The Hoquiam firefighters union has unanimously approved an agreement with the city that would save the jobs of four firefighters who were going to be laid off.
Union President Doug Stankavich announced the results of Tuesday night’s vote Thursday morning.
“Our desire through these discussions has always been to provide safety for the citizens and our staff. We will continue to work with the city to maintain that level of safety while also trying to ease the burden on the budget through our continued negotiations to settle our expired contract,” Stankavich said Thursday.
The agreement states the four firefighters who were slated for layoff May 29 will stay through December, at which point the city and the union will review the Hoquiam Fire Department’s financial situation.
“The city is hopeful that the changes made to the handling of ambulance transfers will result in enough increased revenue to get the city back to a balanced budget by the year end,” City Administrator Brian Shay said last week. “This agreement is a good start to collectively address a long-term solution to our serious budget problems.”
The agreement spells out changes to the handling of ambulance transfers, out of town calls and non-emergency calls. The union has complained that current staffing procedures are unsafe because they sometimes leave only three firefighters in the station while the other two to four people on shift are working on non-emergency calls.
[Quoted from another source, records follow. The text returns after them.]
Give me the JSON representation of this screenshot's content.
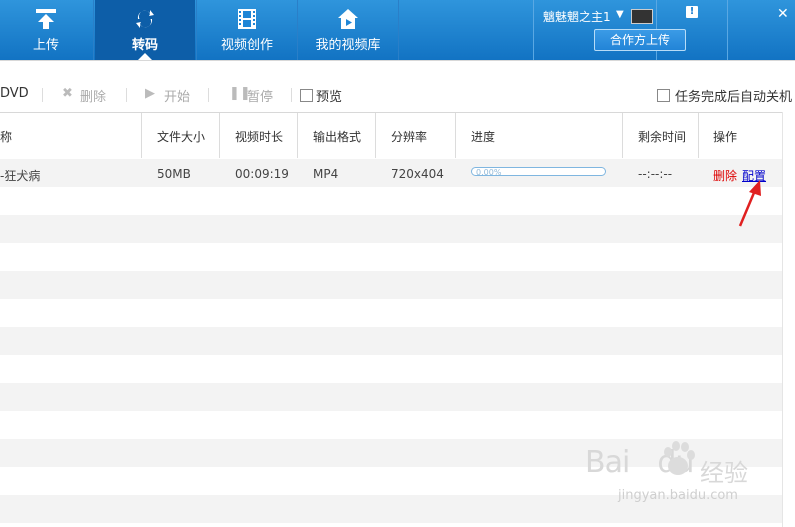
{
  "nav": {
    "tabs": [
      {
        "label": "上传",
        "icon": "upload-icon"
      },
      {
        "label": "转码",
        "icon": "transcode-icon",
        "active": true
      },
      {
        "label": "视频创作",
        "icon": "film-icon"
      },
      {
        "label": "我的视频库",
        "icon": "home-icon"
      }
    ],
    "username": "魑魅魍之主1",
    "partner_upload": "合作方上传",
    "notice_icon": "!",
    "close_icon": "✕"
  },
  "toolbar": {
    "dvd": "DVD",
    "delete": "删除",
    "start": "开始",
    "pause": "暂停",
    "preview": "预览",
    "auto_shutdown": "任务完成后自动关机"
  },
  "table": {
    "headers": [
      "称",
      "文件大小",
      "视频时长",
      "输出格式",
      "分辨率",
      "进度",
      "剩余时间",
      "操作"
    ],
    "rows": [
      {
        "name": "-狂犬病",
        "size": "50MB",
        "duration": "00:09:19",
        "format": "MP4",
        "resolution": "720x404",
        "progress": "0.00%",
        "progress_value": 0,
        "remaining": "--:--:--",
        "delete": "删除",
        "config": "配置"
      }
    ]
  },
  "colors": {
    "header_blue": "#1f86d6",
    "delete_red": "#dd0000",
    "config_blue": "#0000cc",
    "arrow_red": "#e02020"
  },
  "watermark": {
    "brand": "Bai",
    "brand2": "du",
    "cn": "经验",
    "url": "jingyan.baidu.com"
  }
}
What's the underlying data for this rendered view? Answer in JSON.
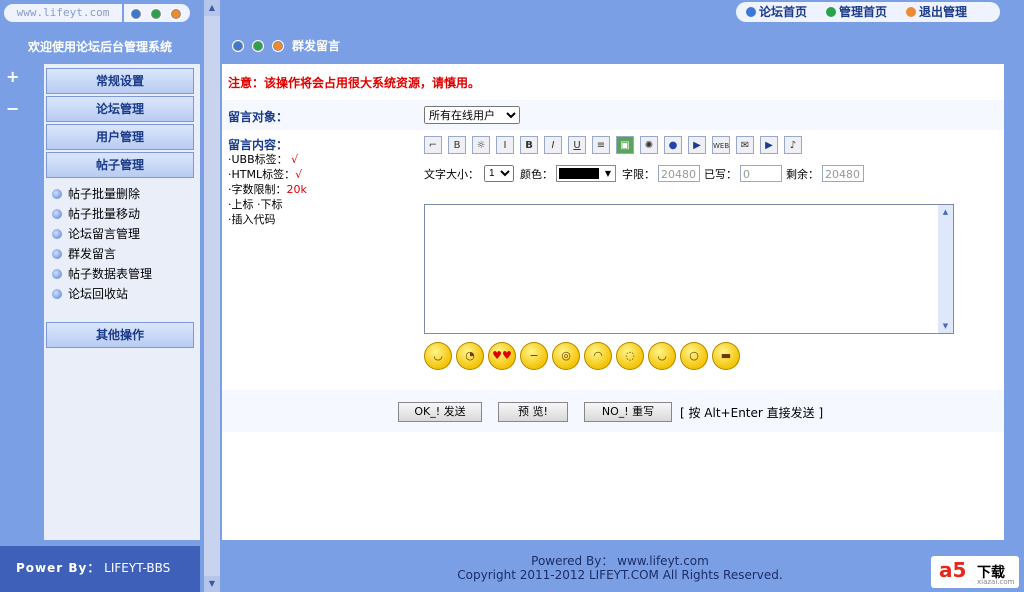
{
  "left": {
    "site_url": "www.lifeyt.com",
    "welcome": "欢迎使用论坛后台管理系统",
    "menu": [
      "常规设置",
      "论坛管理",
      "用户管理",
      "帖子管理"
    ],
    "submenu": [
      "帖子批量删除",
      "帖子批量移动",
      "论坛留言管理",
      "群发留言",
      "帖子数据表管理",
      "论坛回收站"
    ],
    "other": "其他操作",
    "footer_label": "Power By：",
    "footer_value": "LIFEYT-BBS"
  },
  "nav": {
    "home": "论坛首页",
    "admin": "管理首页",
    "logout": "退出管理"
  },
  "main": {
    "title": "群发留言",
    "warning": "注意：该操作将会占用很大系统资源，请慎用。",
    "target_label": "留言对象：",
    "target_value": "所有在线用户",
    "content_label": "留言内容：",
    "ubb": "·UBB标签：",
    "html": "·HTML标签：",
    "check": "√",
    "limit_label": "·字数限制：",
    "limit_value": "20k",
    "supsub": "·上标 ·下标",
    "insert_code": "·插入代码",
    "font_size_label": "文字大小：",
    "font_size_value": "1",
    "color_label": "颜色：",
    "chars_limit_label": "字限：",
    "chars_limit_value": "20480",
    "written_label": "已写：",
    "written_value": "0",
    "remaining_label": "剩余：",
    "remaining_value": "20480",
    "btn_send": "OK_! 发送",
    "btn_preview": "预  览!",
    "btn_reset": "NO_! 重写",
    "shortcut": "[ 按 Alt+Enter 直接发送 ]"
  },
  "footer": {
    "line1": "Powered By：  www.lifeyt.com",
    "line2": "Copyright 2011-2012 LIFEYT.COM All Rights Reserved."
  },
  "watermark": {
    "logo": "a5",
    "text": "下载",
    "site": "xiazai.com"
  },
  "toolbar_icons": [
    "ubb-tag-icon",
    "bold-outline-icon",
    "color-icon",
    "italic-outline-icon",
    "bold-icon",
    "italic-icon",
    "underline-icon",
    "center-icon",
    "image-icon",
    "flash-icon",
    "quote-icon",
    "media-icon",
    "link-icon",
    "email-icon",
    "play-icon",
    "sound-icon"
  ],
  "emoticons": [
    "grin",
    "wink",
    "love",
    "sly",
    "shock",
    "sad",
    "cry",
    "smile",
    "surprise",
    "cool"
  ],
  "colors": {
    "accent": "#7b9fe5",
    "warning": "#e00000",
    "label": "#1b3a8a"
  }
}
The city and the union have never agreed on the extent of the problem, but the agreement takes some steps to improve it. The department will make “every attempt” to maintain five-person staffing at the department, Stankavich said. If two firefighters are called out to Humptulips, for example, two on-call firefighters will come in to staff the station.
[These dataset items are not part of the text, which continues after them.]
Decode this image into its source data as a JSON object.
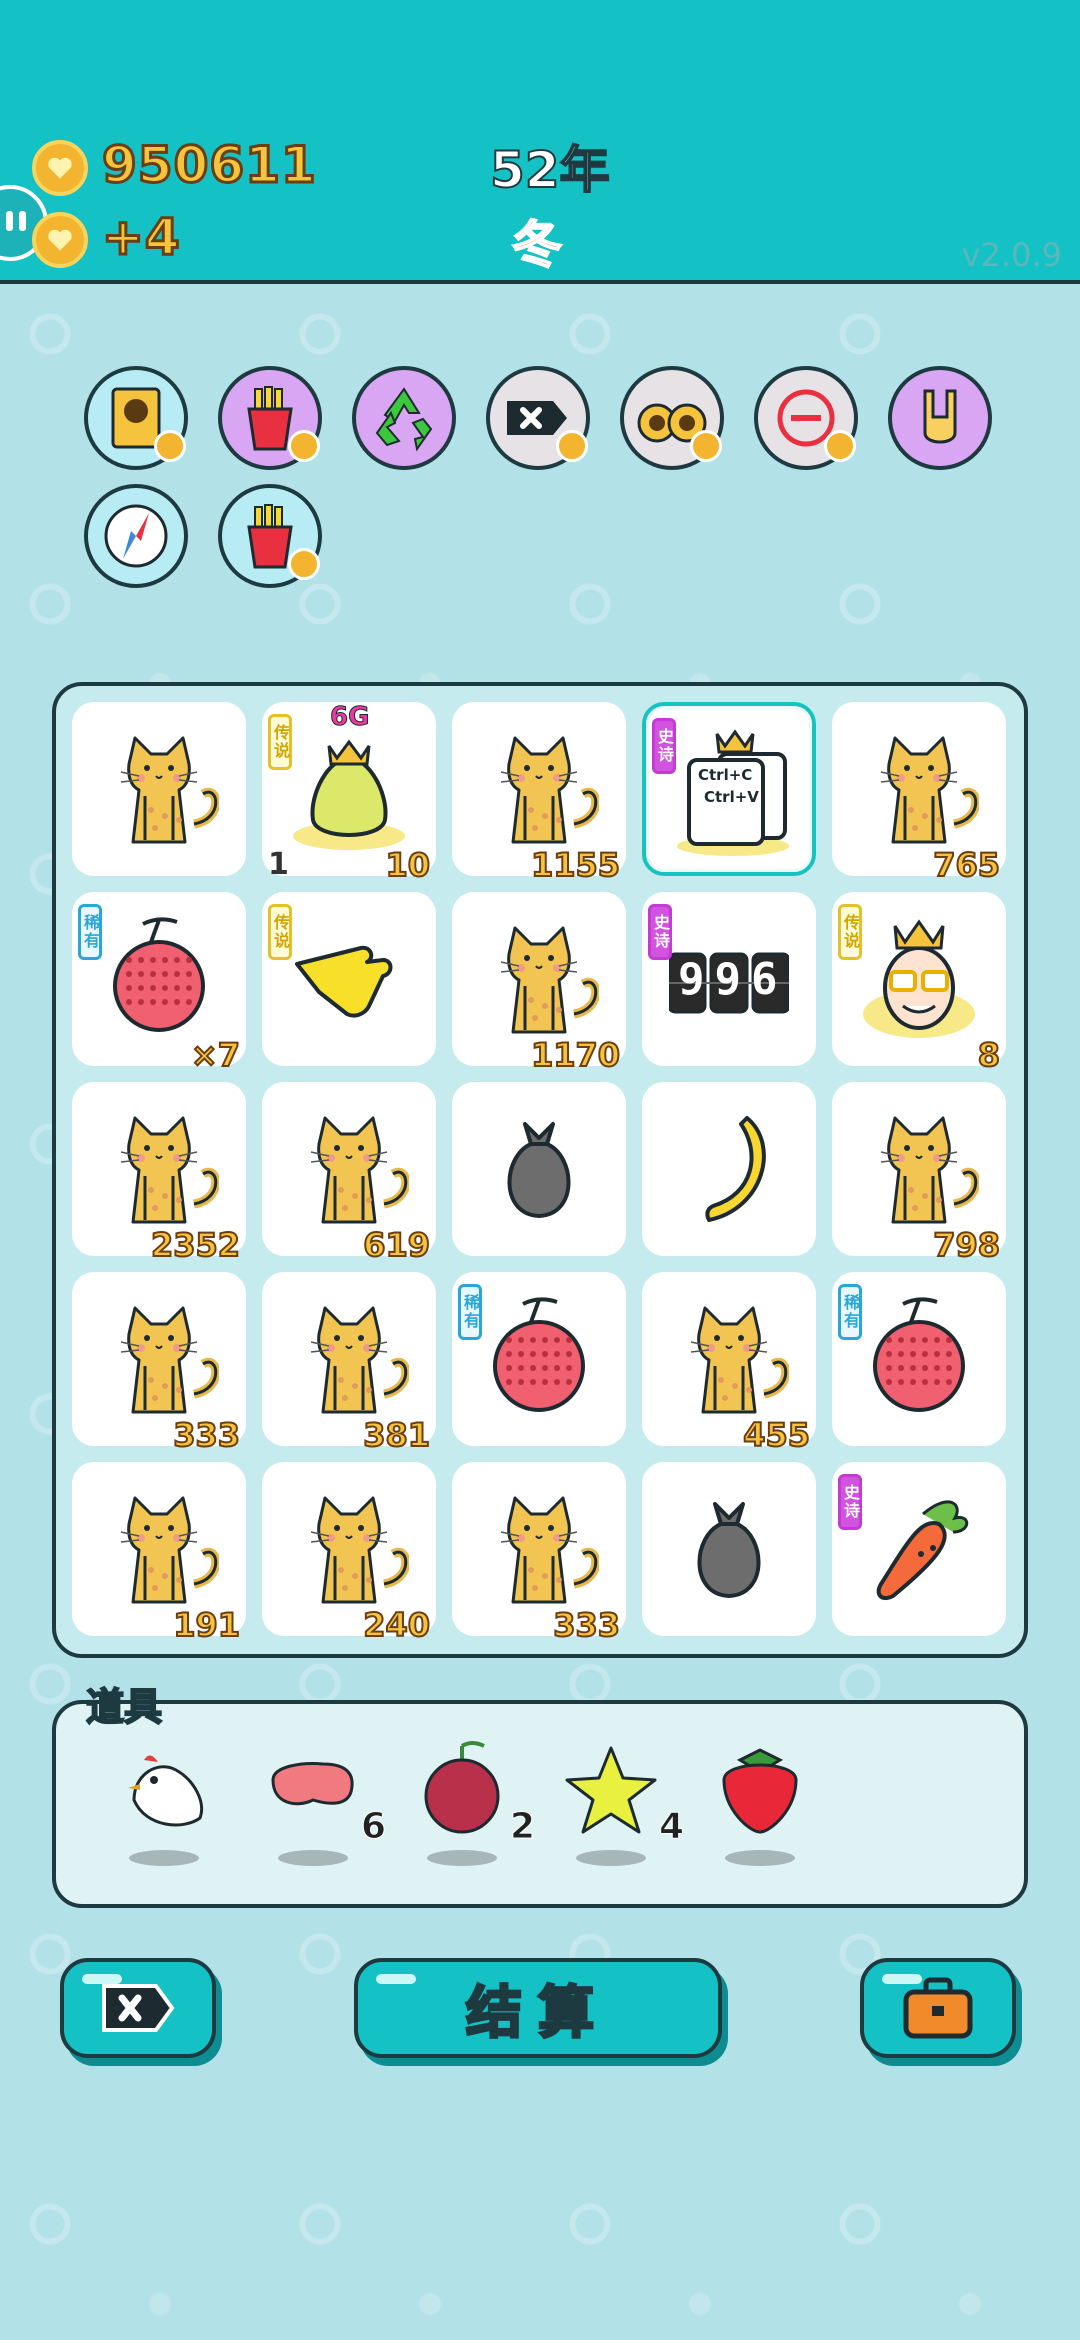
{
  "header": {
    "coins": "950611",
    "income": "+4",
    "year": "52年",
    "season": "冬",
    "version": "v2.0.9"
  },
  "skills": [
    {
      "name": "cat-portrait-icon",
      "bg": "#b8ecf5",
      "badge": true
    },
    {
      "name": "fries-icon",
      "bg": "#d9a6f3",
      "badge": true
    },
    {
      "name": "recycle-icon",
      "bg": "#d9a6f3",
      "badge": false
    },
    {
      "name": "delete-tag-icon",
      "bg": "#e6e2e6",
      "badge": true
    },
    {
      "name": "twin-cats-icon",
      "bg": "#e6e2e6",
      "badge": true
    },
    {
      "name": "minus-circle-icon",
      "bg": "#e6e2e6",
      "badge": true
    },
    {
      "name": "rock-hand-icon",
      "bg": "#d9a6f3",
      "badge": false
    },
    {
      "name": "compass-icon",
      "bg": "#b8ecf5",
      "badge": false
    },
    {
      "name": "fries-icon",
      "bg": "#b8ecf5",
      "badge": true
    }
  ],
  "grid": [
    [
      {
        "item": "cat",
        "value": ""
      },
      {
        "item": "pear-6g",
        "tag": "传说",
        "tag_type": "legend",
        "left_value": "1",
        "value": "10",
        "label": "6G"
      },
      {
        "item": "cat",
        "value": "1155"
      },
      {
        "item": "ctrl-cv",
        "tag": "史诗",
        "tag_type": "epic",
        "value": "",
        "label": "Ctrl+C",
        "label2": "Ctrl+V",
        "highlight": true
      },
      {
        "item": "cat",
        "value": "765"
      }
    ],
    [
      {
        "item": "lychee",
        "tag": "稀有",
        "tag_type": "rare",
        "value": "×7"
      },
      {
        "item": "pointing-hand",
        "tag": "传说",
        "tag_type": "legend",
        "value": ""
      },
      {
        "item": "cat",
        "value": "1170"
      },
      {
        "item": "counter-996",
        "tag": "史诗",
        "tag_type": "epic",
        "value": "",
        "label": "996"
      },
      {
        "item": "king-face",
        "tag": "传说",
        "tag_type": "legend",
        "value": "8"
      }
    ],
    [
      {
        "item": "cat",
        "value": "2352"
      },
      {
        "item": "cat",
        "value": "619"
      },
      {
        "item": "garbage-bag",
        "value": ""
      },
      {
        "item": "banana",
        "value": ""
      },
      {
        "item": "cat",
        "value": "798"
      }
    ],
    [
      {
        "item": "cat",
        "value": "333"
      },
      {
        "item": "cat",
        "value": "381"
      },
      {
        "item": "lychee",
        "tag": "稀有",
        "tag_type": "rare",
        "value": ""
      },
      {
        "item": "cat",
        "value": "455"
      },
      {
        "item": "lychee",
        "tag": "稀有",
        "tag_type": "rare",
        "value": ""
      }
    ],
    [
      {
        "item": "cat",
        "value": "191"
      },
      {
        "item": "cat",
        "value": "240"
      },
      {
        "item": "cat",
        "value": "333"
      },
      {
        "item": "garbage-bag",
        "value": ""
      },
      {
        "item": "carrot",
        "tag": "史诗",
        "tag_type": "epic",
        "value": ""
      }
    ]
  ],
  "props": {
    "title": "道具",
    "items": [
      {
        "item": "white-bird",
        "count": ""
      },
      {
        "item": "liver",
        "count": "6"
      },
      {
        "item": "bayberry",
        "count": "2"
      },
      {
        "item": "star",
        "count": "4"
      },
      {
        "item": "strawberry",
        "count": ""
      }
    ]
  },
  "buttons": {
    "settle": "结算"
  },
  "colors": {
    "topbar": "#14c1c4",
    "background": "#b3e1e8",
    "gold": "#f6c33d",
    "outline": "#1d3a40"
  }
}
Staff will also come in to cover non-emergency transfers and MRI transports, which earn money for the cash-strapped department.
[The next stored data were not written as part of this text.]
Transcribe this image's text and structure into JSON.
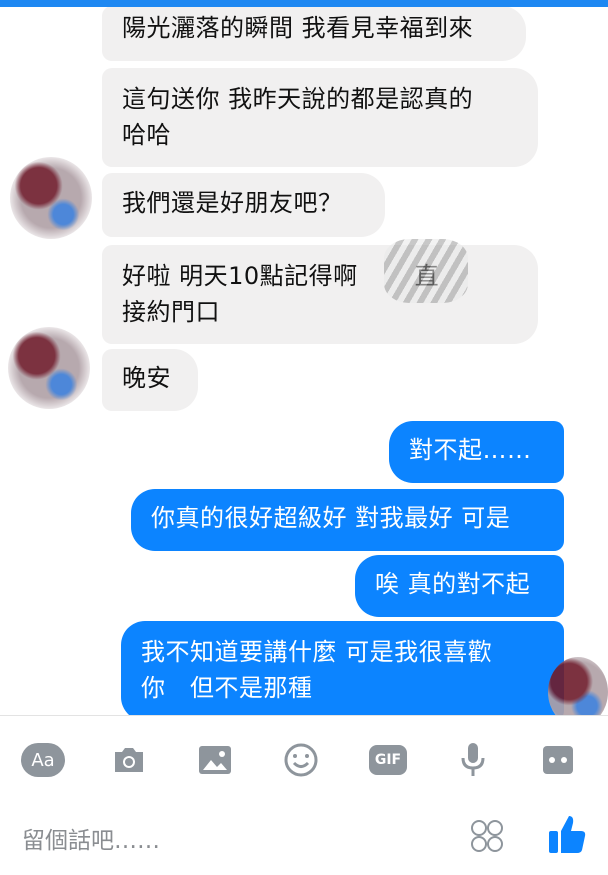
{
  "messages": [
    {
      "side": "in",
      "text": "陽光灑落的瞬間 我看見幸福到來"
    },
    {
      "side": "in",
      "text": "這句送你 我昨天說的都是認真的\n哈哈"
    },
    {
      "side": "in",
      "text": "我們還是好朋友吧？"
    },
    {
      "side": "in",
      "text": "好啦 明天10點記得啊       直\n接約門口"
    },
    {
      "side": "in",
      "text": "晚安"
    },
    {
      "side": "out",
      "text": "對不起……"
    },
    {
      "side": "out",
      "text": "你真的很好超級好 對我最好 可是"
    },
    {
      "side": "out",
      "text": "唉 真的對不起"
    },
    {
      "side": "out",
      "text": "我不知道要講什麼 可是我很喜歡\n你   但不是那種"
    }
  ],
  "toolbar": {
    "aa_label": "Aa",
    "gif_label": "GIF",
    "icons": [
      "text-format-icon",
      "camera-icon",
      "image-icon",
      "emoji-icon",
      "gif-icon",
      "microphone-icon",
      "more-icon"
    ]
  },
  "composer": {
    "placeholder": "留個話吧……"
  },
  "colors": {
    "accent": "#0c84ff",
    "incoming_bubble": "#f1f0f0",
    "icon_gray": "#8e959c"
  }
}
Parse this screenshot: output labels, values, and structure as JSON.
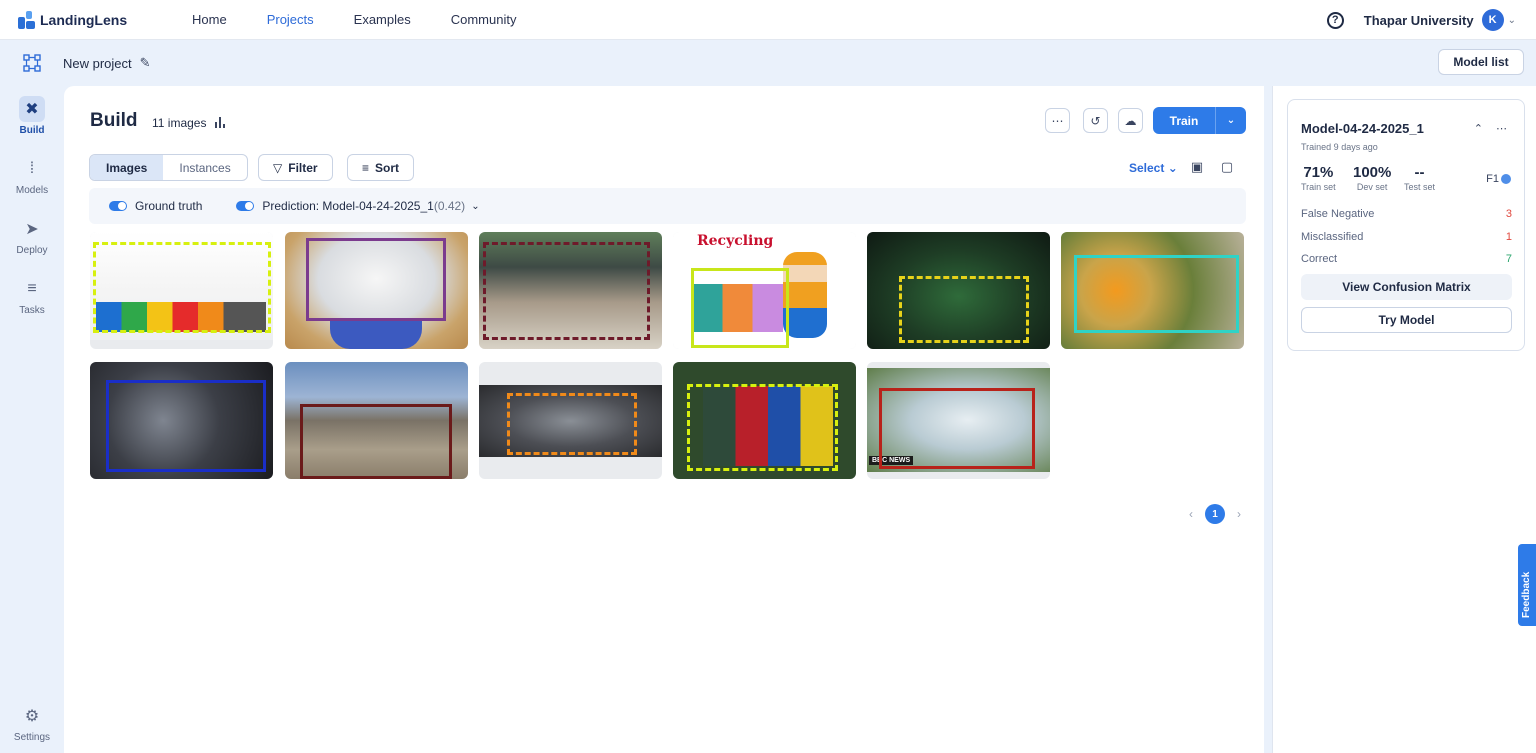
{
  "app": {
    "logo_text": "LandingLens",
    "nav": [
      "Home",
      "Projects",
      "Examples",
      "Community"
    ],
    "active_nav": "Projects",
    "org": "Thapar University",
    "avatar_initial": "K",
    "help_glyph": "?"
  },
  "project": {
    "name": "New project",
    "model_list_label": "Model list"
  },
  "sidebar": {
    "items": [
      {
        "label": "Build",
        "icon": "tools-icon",
        "active": true
      },
      {
        "label": "Models",
        "icon": "nodes-icon",
        "active": false
      },
      {
        "label": "Deploy",
        "icon": "rocket-icon",
        "active": false
      },
      {
        "label": "Tasks",
        "icon": "tasks-icon",
        "active": false
      }
    ],
    "settings_label": "Settings"
  },
  "build": {
    "title": "Build",
    "image_count": "11 images",
    "train_label": "Train",
    "view_tabs": [
      "Images",
      "Instances"
    ],
    "active_view": "Images",
    "filter_label": "Filter",
    "sort_label": "Sort",
    "select_label": "Select",
    "ground_truth_label": "Ground truth",
    "prediction_label": "Prediction: Model-04-24-2025_1",
    "prediction_score": "(0.42)",
    "page": "1"
  },
  "thumbnails": [
    {
      "name": "bins-rainbow",
      "caption": "",
      "box_color": "#d7f00f",
      "box_style": "dashed"
    },
    {
      "name": "paper-basket",
      "caption": "",
      "box_color": "#7b3b8e",
      "box_style": "solid"
    },
    {
      "name": "street-trash",
      "caption": "",
      "box_color": "#6e1a2a",
      "box_style": "dashed"
    },
    {
      "name": "recycling-cartoon",
      "caption": "Recycling",
      "box_color": "#c8e61a",
      "box_style": "solid"
    },
    {
      "name": "green-bottles",
      "caption": "",
      "box_color": "#e6d21a",
      "box_style": "dashed"
    },
    {
      "name": "fruit-compost",
      "caption": "",
      "box_color": "#2fd3c6",
      "box_style": "solid"
    },
    {
      "name": "metal-scrap",
      "caption": "",
      "box_color": "#1a2ec8",
      "box_style": "solid"
    },
    {
      "name": "landfill",
      "caption": "",
      "box_color": "#6b1a1a",
      "box_style": "solid"
    },
    {
      "name": "e-waste",
      "caption": "",
      "box_color": "#f08a1a",
      "box_style": "dashed"
    },
    {
      "name": "four-bins",
      "caption": "",
      "box_color": "#d7f00f",
      "box_style": "dashed"
    },
    {
      "name": "plastic-bottles",
      "caption": "BBC NEWS",
      "box_color": "#b8221a",
      "box_style": "solid"
    }
  ],
  "model_card": {
    "name": "Model-04-24-2025_1",
    "trained": "Trained 9 days ago",
    "metrics": [
      {
        "value": "71%",
        "label": "Train set"
      },
      {
        "value": "100%",
        "label": "Dev set"
      },
      {
        "value": "--",
        "label": "Test set"
      }
    ],
    "metric_type": "F1",
    "stats": [
      {
        "label": "False Negative",
        "value": "3",
        "color": "red"
      },
      {
        "label": "Misclassified",
        "value": "1",
        "color": "red"
      },
      {
        "label": "Correct",
        "value": "7",
        "color": "green"
      }
    ],
    "confusion_label": "View Confusion Matrix",
    "try_label": "Try Model"
  },
  "feedback_label": "Feedback",
  "colors": {
    "accent": "#2e7be8",
    "nav_active": "#2e6bd8",
    "error": "#e0483e",
    "success": "#2aa56c"
  }
}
If one of the four firefighters who were set to be laid off should quit or find another job, Stankavich said the union has agreed it would not fight a decision from the city to leave that position unfilled.
“The loss of that one position will maintain our staffing at levels prior to the addition of a position through the SAFER Grant,” he explained. “The grant has run its course and the city would be responsible for all of the wages and benefits for that position. The staffing levels that remain will enable us to provide the highest level of safety for the citizens and our personnel while helping to ease the burden on the budget.”
Stankavich said he and the firefighters were grateful for all the support city residents showed during the negotiations, and encouraged people to stay involved.
“The sense of pride we have in our jobs and our city has been greatly bolstered by the encouragement we’ve received from so many of our citizens,” he said. “There is still a great need for the citizens to maintain their involvement with their city’s government. We encourage continued attendance at council meetings and frequent conversations with your councilmembers. These jobs are only guaranteed through December and we will need the support of our citizens to continue to be able to provide our services at our current level.”